Miles Davies als Trompetenengel. Durch die sehr vorsichtige Kolorierung, bei der nur der grell pinkfarbene Schal sofort ins Auge springt, erhält das Bild eine neue Dynamik, die sich allerdings bei weiteren Aufnahmen dieses Musikers durch wiederum übertriebene Farbgebungen verliert. Auch eine Studioaufnahme, die den Komponisten Igor Stravinski zeigt, beeindruckt. Sanft nachkoloriert ist auf dem Bild lediglich das Mikrofon im Aufnahmeraum. Der sehr ernsthafte Musikarbeiter bleibt prägend.

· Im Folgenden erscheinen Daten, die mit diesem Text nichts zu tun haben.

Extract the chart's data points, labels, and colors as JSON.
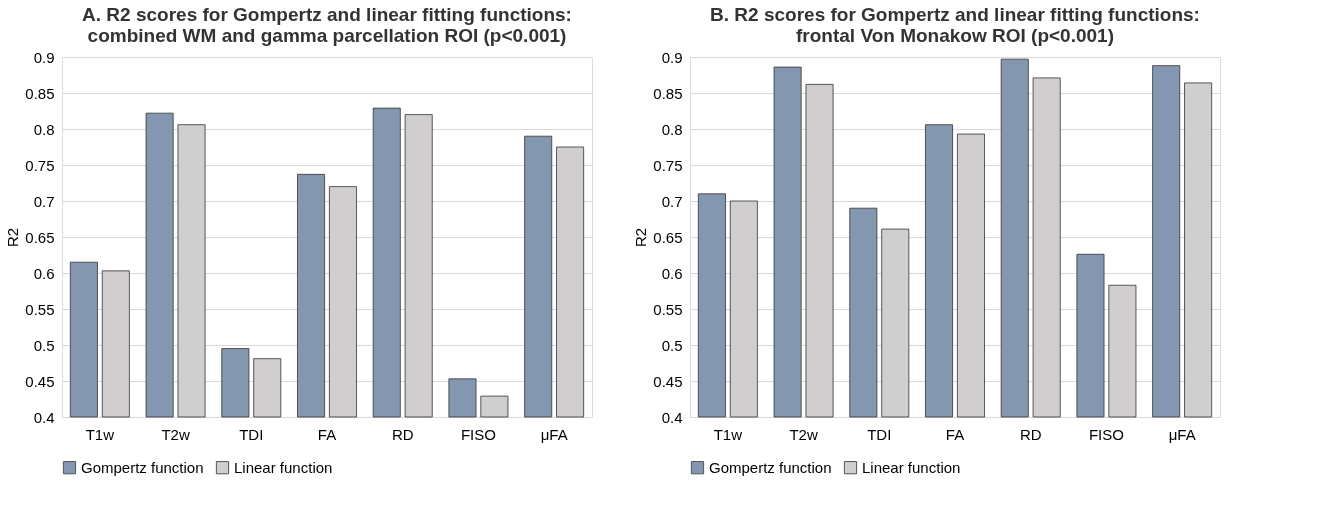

Giacomo Incorvaia/Ekkehart Sachse, Ray Charles II, courtesy Galerie Stephen Hoffman

Vieles ist hingegen überflüssig. Warum erhält auf einem Konzertfoto der Sänger Salvatore Adamo ein blaues Gesicht und knallrote Hände? Die Frage könnte wohl nur ein Internist beantworten. Inge Meysel beim Verzehr eines nachkolorierten Apfels. Das Bild hat man schon im Originalzustand nicht gebraucht, es gewinnt auch durch die Farbe nicht. Vollends ins folkloristische gleitet eine Fotografie von Sonny und Cher ab, die ihn im Blümchenhemd mit grüner Weste zeigt. Unmittelbar vor dem Auftritt im Wiesn-Zelt?

Einige wenige Bilder sind gelungen, wie die sehr vorsichtig bearbeiteten Aufnahmen von Ray Charles. Das Foto von Baden Powell erhält durch die Kolorierung des Hintergrunds Geschwindigkeit, die seine Musik transportiert. Auch die Konzertaufnahme von Esther und Abi Ofarim, auf der ihr Kleid und seine Gitarre farbig sind, ist ausdrucksstark, weil sie die wohl schon eingetretene Entfremdung des Sängerpaares unterstreicht.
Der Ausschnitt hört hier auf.